Eventually, I'll have enough notions that I can handwrite a rough outline, and then after more days of work, I'll be ready to start typing up a significantly longer (typically over 7K words) outline. When I finish that, when I finally write the first sentence of the book, then I'll feel like a writer again.

Monday, December 10, 2007

School concert night

Today's big event was the school holiday concert, in which both Sarah and Scott played violin as part of the string ensemble and then again with the full symphony orchestra. Both are very good violinists (and, more generally, musicians), and I love to watch and listen to them play.

The program was almost completely Christmas music, and I enjoyed it quite a bit. Though I certainly can and sometimes do overdose on Christmas tunes, I typically like them--provided, of course, that you not start playing them until at least the day after Thanksgiving.

I've talked with a lot of parents who dread going to school concerts. Particularly when the kids are younger, you certainly hear a lot of awkward playing and missed notes, but even in those days then I liked the events overall. There's something wondrous about a group of young people making music, giving themselves if only for a short time to the sole purpose of art. I often come away thinking we grown-ups would be better served spending more of our time on art.

Which is one of the many reasons I now, after over two decades of flirting with and occasionally engaging in fiction, now write every day.

I'm proud making music is part of Sarah's and Scott's lives, I'm proud of the way they play, and I'm just proud of them. Seeing them in tux and long dress on stage, playing well and looking good, made me quite happy.

Sunday, December 9, 2007

Latke time

Tonight was Gina's annual Chanukah party, at which we celebrate that holiday, eat latkes, socialize, eat latkes, laugh, eat latkes, and eat latkes. Then, we eat ice cream cake and cheese cake.
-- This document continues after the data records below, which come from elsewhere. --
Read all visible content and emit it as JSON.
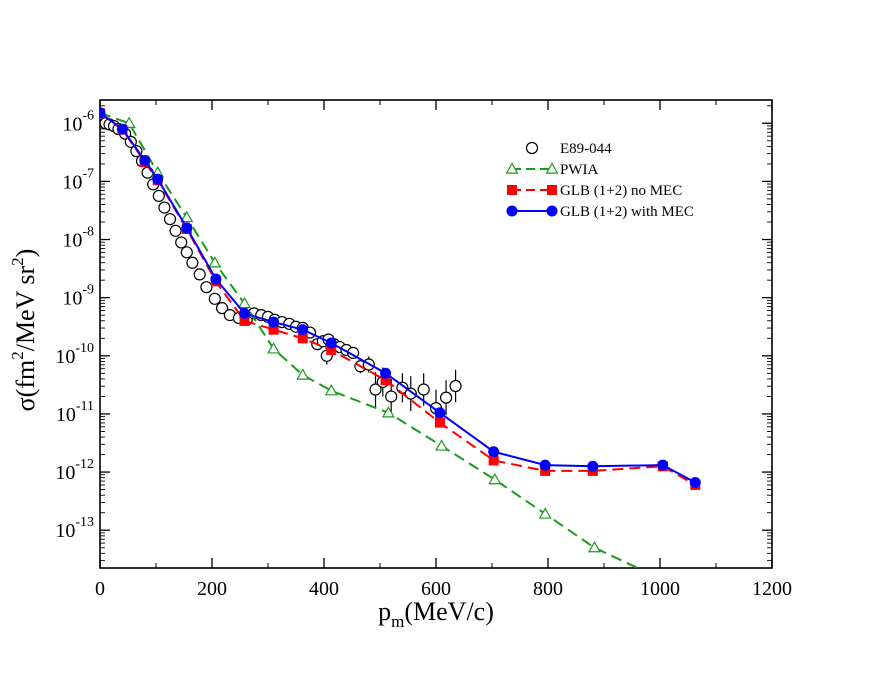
{
  "chart_data": {
    "type": "scatter",
    "title": "",
    "xlabel": {
      "base": "p",
      "sub": "m",
      "rest": "(MeV/c)"
    },
    "ylabel": {
      "p1": "σ(fm",
      "sup1": "2",
      "p2": "/MeV sr",
      "sup2": "2",
      "p3": ")"
    },
    "xlim": [
      0,
      1200
    ],
    "ylim_log10": [
      -13.65,
      -5.6
    ],
    "yscale": "log",
    "x_ticks": [
      0,
      200,
      400,
      600,
      800,
      1000,
      1200
    ],
    "x_tick_labels": [
      "0",
      "200",
      "400",
      "600",
      "800",
      "1000",
      "1200"
    ],
    "y_ticks_log10": [
      -6,
      -7,
      -8,
      -9,
      -10,
      -11,
      -12,
      -13
    ],
    "y_tick_labels": [
      {
        "base": "10",
        "exp": "-6"
      },
      {
        "base": "10",
        "exp": "-7"
      },
      {
        "base": "10",
        "exp": "-8"
      },
      {
        "base": "10",
        "exp": "-9"
      },
      {
        "base": "10",
        "exp": "-10"
      },
      {
        "base": "10",
        "exp": "-11"
      },
      {
        "base": "10",
        "exp": "-12"
      },
      {
        "base": "10",
        "exp": "-13"
      }
    ],
    "legend_position": "top-right",
    "series": [
      {
        "name": "E89-044",
        "style": "open-circle-errorbar",
        "color": "#000000",
        "points": [
          {
            "x": 10,
            "y": -6.0,
            "err": 0.03
          },
          {
            "x": 17,
            "y": -6.02,
            "err": 0.03
          },
          {
            "x": 25,
            "y": -6.05,
            "err": 0.03
          },
          {
            "x": 33,
            "y": -6.1,
            "err": 0.03
          },
          {
            "x": 45,
            "y": -6.18,
            "err": 0.03
          },
          {
            "x": 55,
            "y": -6.32,
            "err": 0.03
          },
          {
            "x": 65,
            "y": -6.48,
            "err": 0.03
          },
          {
            "x": 75,
            "y": -6.65,
            "err": 0.03
          },
          {
            "x": 85,
            "y": -6.85,
            "err": 0.03
          },
          {
            "x": 95,
            "y": -7.05,
            "err": 0.03
          },
          {
            "x": 105,
            "y": -7.25,
            "err": 0.03
          },
          {
            "x": 115,
            "y": -7.45,
            "err": 0.03
          },
          {
            "x": 125,
            "y": -7.65,
            "err": 0.03
          },
          {
            "x": 135,
            "y": -7.85,
            "err": 0.03
          },
          {
            "x": 145,
            "y": -8.05,
            "err": 0.03
          },
          {
            "x": 155,
            "y": -8.22,
            "err": 0.03
          },
          {
            "x": 165,
            "y": -8.4,
            "err": 0.04
          },
          {
            "x": 178,
            "y": -8.6,
            "err": 0.04
          },
          {
            "x": 190,
            "y": -8.82,
            "err": 0.04
          },
          {
            "x": 205,
            "y": -9.02,
            "err": 0.05
          },
          {
            "x": 218,
            "y": -9.18,
            "err": 0.05
          },
          {
            "x": 232,
            "y": -9.3,
            "err": 0.05
          },
          {
            "x": 248,
            "y": -9.35,
            "err": 0.05
          },
          {
            "x": 262,
            "y": -9.38,
            "err": 0.05
          },
          {
            "x": 275,
            "y": -9.27,
            "err": 0.05
          },
          {
            "x": 288,
            "y": -9.3,
            "err": 0.05
          },
          {
            "x": 300,
            "y": -9.33,
            "err": 0.05
          },
          {
            "x": 312,
            "y": -9.38,
            "err": 0.06
          },
          {
            "x": 325,
            "y": -9.42,
            "err": 0.06
          },
          {
            "x": 338,
            "y": -9.45,
            "err": 0.06
          },
          {
            "x": 350,
            "y": -9.5,
            "err": 0.06
          },
          {
            "x": 362,
            "y": -9.52,
            "err": 0.06
          },
          {
            "x": 375,
            "y": -9.6,
            "err": 0.07
          },
          {
            "x": 388,
            "y": -9.8,
            "err": 0.08
          },
          {
            "x": 398,
            "y": -9.75,
            "err": 0.08
          },
          {
            "x": 408,
            "y": -9.72,
            "err": 0.08
          },
          {
            "x": 418,
            "y": -9.8,
            "err": 0.09
          },
          {
            "x": 428,
            "y": -9.85,
            "err": 0.09
          },
          {
            "x": 440,
            "y": -9.9,
            "err": 0.1
          },
          {
            "x": 452,
            "y": -9.95,
            "err": 0.1
          },
          {
            "x": 465,
            "y": -10.18,
            "err": 0.12
          },
          {
            "x": 480,
            "y": -10.15,
            "err": 0.14
          },
          {
            "x": 405,
            "y": -10.0,
            "err": 0.15
          },
          {
            "x": 492,
            "y": -10.58,
            "err": 0.3
          },
          {
            "x": 505,
            "y": -10.45,
            "err": 0.25
          },
          {
            "x": 520,
            "y": -10.7,
            "err": 0.3
          },
          {
            "x": 540,
            "y": -10.55,
            "err": 0.25
          },
          {
            "x": 555,
            "y": -10.65,
            "err": 0.3
          },
          {
            "x": 578,
            "y": -10.58,
            "err": 0.28
          },
          {
            "x": 600,
            "y": -10.9,
            "err": 0.32
          },
          {
            "x": 618,
            "y": -10.72,
            "err": 0.3
          },
          {
            "x": 635,
            "y": -10.52,
            "err": 0.28
          }
        ]
      },
      {
        "name": "PWIA",
        "style": "dashed-open-triangle",
        "color": "#1a9a1a",
        "points": [
          {
            "x": 0,
            "y": -5.82
          },
          {
            "x": 52,
            "y": -6.0
          },
          {
            "x": 103,
            "y": -6.85
          },
          {
            "x": 155,
            "y": -7.62
          },
          {
            "x": 205,
            "y": -8.4
          },
          {
            "x": 258,
            "y": -9.1
          },
          {
            "x": 310,
            "y": -9.88
          },
          {
            "x": 362,
            "y": -10.33
          },
          {
            "x": 413,
            "y": -10.6
          },
          {
            "x": 515,
            "y": -10.98
          },
          {
            "x": 610,
            "y": -11.55
          },
          {
            "x": 705,
            "y": -12.13
          },
          {
            "x": 795,
            "y": -12.72
          },
          {
            "x": 883,
            "y": -13.3
          },
          {
            "x": 960,
            "y": -13.65
          }
        ],
        "marker_count": 14
      },
      {
        "name": "GLB (1+2) no MEC",
        "style": "dashed-filled-square",
        "color": "#ff0000",
        "points": [
          {
            "x": 0,
            "y": -5.83
          },
          {
            "x": 40,
            "y": -6.11
          },
          {
            "x": 80,
            "y": -6.67
          },
          {
            "x": 103,
            "y": -6.98
          },
          {
            "x": 155,
            "y": -7.82
          },
          {
            "x": 207,
            "y": -8.72
          },
          {
            "x": 258,
            "y": -9.4
          },
          {
            "x": 310,
            "y": -9.55
          },
          {
            "x": 362,
            "y": -9.7
          },
          {
            "x": 413,
            "y": -9.9
          },
          {
            "x": 510,
            "y": -10.42
          },
          {
            "x": 607,
            "y": -11.15
          },
          {
            "x": 703,
            "y": -11.8
          },
          {
            "x": 795,
            "y": -11.98
          },
          {
            "x": 880,
            "y": -11.98
          },
          {
            "x": 1005,
            "y": -11.9
          },
          {
            "x": 1063,
            "y": -12.22
          }
        ]
      },
      {
        "name": "GLB (1+2) with MEC",
        "style": "solid-filled-circle",
        "color": "#0000ff",
        "points": [
          {
            "x": 0,
            "y": -5.82
          },
          {
            "x": 40,
            "y": -6.1
          },
          {
            "x": 80,
            "y": -6.64
          },
          {
            "x": 103,
            "y": -6.96
          },
          {
            "x": 155,
            "y": -7.8
          },
          {
            "x": 207,
            "y": -8.68
          },
          {
            "x": 258,
            "y": -9.27
          },
          {
            "x": 310,
            "y": -9.42
          },
          {
            "x": 362,
            "y": -9.55
          },
          {
            "x": 413,
            "y": -9.78
          },
          {
            "x": 510,
            "y": -10.3
          },
          {
            "x": 607,
            "y": -10.98
          },
          {
            "x": 703,
            "y": -11.65
          },
          {
            "x": 795,
            "y": -11.88
          },
          {
            "x": 880,
            "y": -11.9
          },
          {
            "x": 1005,
            "y": -11.88
          },
          {
            "x": 1063,
            "y": -12.18
          }
        ]
      }
    ]
  }
}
Sometimes, for a break, we eat chips and dip.

Latkes are always available for the hungry.

I can't understand why I have weight trouble this time of year.

The party was fun and, thanks to the hard-working fry crew moving to the deck, significantly easier on that team than in the past. (They make a lot of latkes.)

In unrelated news, last night I went to bed tormented by the change in direction of Overthrowing Heaven. Though I knew I was doing the right thing by moving to this new approach, I had figured out virtually nothing about it, so I was quite concerned. While in the shower after the walk, however, my subconscious spit out idea after idea, and suddenly the book has form and I'm excited about it. I think it's going to be a really cool book. I'll have to hope that others feel the same way, when about eighteen months from now they get to read it.

Seasonal celebration

Our company, Principled Technologies, held its fifth seasonal celebration tonight at a lovely Raleigh restaurant, Second Empire. The folks there were good to work with, the food was delicious, and I think everyone had a very nice time.

At this event each year, we thank the employees, and we also thank their families, who have to put up with the demands the company makes. We thank employees verbally and, when the company has a profitable year, with profit sharing.

I'm proud to be able to work with these folks. I am completely confident that we are the best in the world at what we do. Tonight, my hat is off to my colleagues.